A true cure for HIV would need to draw out these hidden copies of viral genes in infected T cells, shocking them into making viral proteins that make the infected cells visible to therapy.
“The aim is to get it all out of dormancy with a targeted punch, so the remaining virus can be killed,” said principal investigator Eric Arts, professor of medicine and dentistry at Western University, in a press release.
The study was carried out in collaboration with researchers at Case Western Reserve University and Imperial College London, and published in eBioMedicine.
This shock-and-kill strategy uses virus-like particles that are empty shells designed to look just like HIV. They are the right size and present the right surface proteins, but they’re inactive because there’s no genetic material inside. The formulation is called Activator Vector (ACT-VEC).

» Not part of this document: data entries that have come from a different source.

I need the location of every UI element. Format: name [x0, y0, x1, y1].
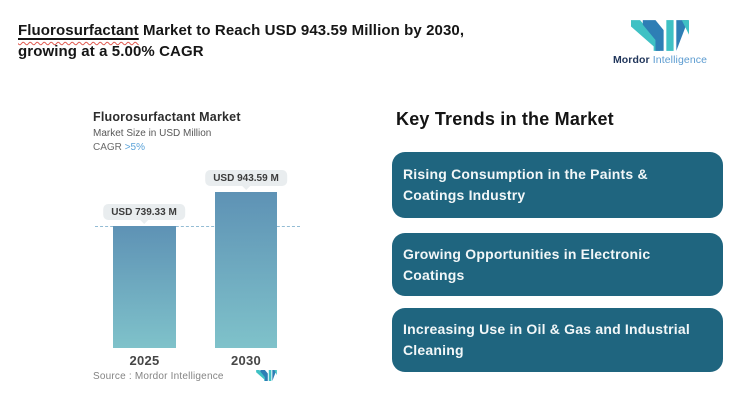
chart-cagr: CAGR >5% [93, 142, 145, 153]
trends-heading: Key Trends in the Market [396, 109, 614, 129]
cagr-value: >5% [124, 142, 145, 153]
brand-logo: Mordor Intelligence [608, 20, 712, 66]
bar-2025 [113, 226, 176, 348]
page-title: Fluorosurfactant Market to Reach USD 943… [18, 20, 498, 62]
trend-card-paints-coatings: Rising Consumption in the Paints & Coati… [392, 152, 723, 218]
page-title-rest: Market to Reach USD 943.59 Million by 20… [18, 22, 465, 60]
page-title-underlined-word: Fluorosurfactant [18, 22, 139, 39]
chart-subtitle: Market Size in USD Million [93, 128, 212, 139]
trend-card-oil-gas-cleaning: Increasing Use in Oil & Gas and Industri… [392, 308, 723, 372]
trend-card-electronic-coatings: Growing Opportunities in Electronic Coat… [392, 233, 723, 296]
axis-label-2030: 2030 [230, 353, 262, 368]
chart-header: Fluorosurfactant Market Market Size in U… [93, 110, 241, 153]
value-label-2030: USD 943.59 M [205, 170, 287, 186]
chart-source: Source : Mordor Intelligence [93, 371, 224, 382]
mordor-intelligence-mark-icon [631, 20, 689, 51]
bar-2030 [215, 192, 277, 348]
chart-title: Fluorosurfactant Market [93, 110, 241, 124]
value-label-2025: USD 739.33 M [103, 204, 185, 220]
source-brand-mark-icon [256, 368, 277, 386]
reference-dashed-line [95, 226, 300, 227]
axis-label-2025: 2025 [129, 353, 160, 368]
bar-chart: USD 739.33 M USD 943.59 M 2025 2030 [90, 170, 340, 368]
brand-wordmark: Mordor Intelligence [612, 54, 708, 66]
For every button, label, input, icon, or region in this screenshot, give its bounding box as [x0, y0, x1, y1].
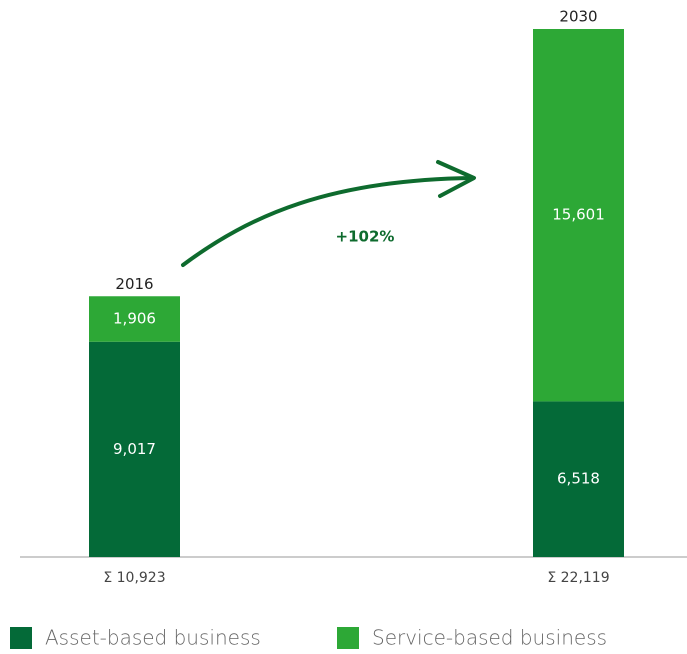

In the case of HIV, the very cells that are usually tasked with destroying an infection are also the target host cells. ACT-VEC both makes the infected T cells visible and activates T cells for their destruction power.
The research team harvested samples of T cells from HIV-positive patients diagnosed and treated at acute or early infection. Treated with ACT-VEC, the formulation reactivates the T cells’ immune response by a second exposure to what they see as being HIV particles.
At the same time, presenting ACT-VEC to infected but HIV-dormant cells, the virus-like particles dock to T cell receptors that HIV uses to infect new host cells. This leads to signalling that shocks the dormant HIV genes into expressing viral proteins, making the viruses visible so they can be destroyed with antiretroviral treatment.
“Now that we’ve shown this can be done with patient samples at early HIV disease, the hope is this will lead to targeted cure strategies,” added Arts.
The idea has been patented, and within the next year the team hopes to validate the treatment as a cure in clinical trials. If successful, patients could go into remission, allowing them to stop treatment with antiretrovirals and still live HIV-free.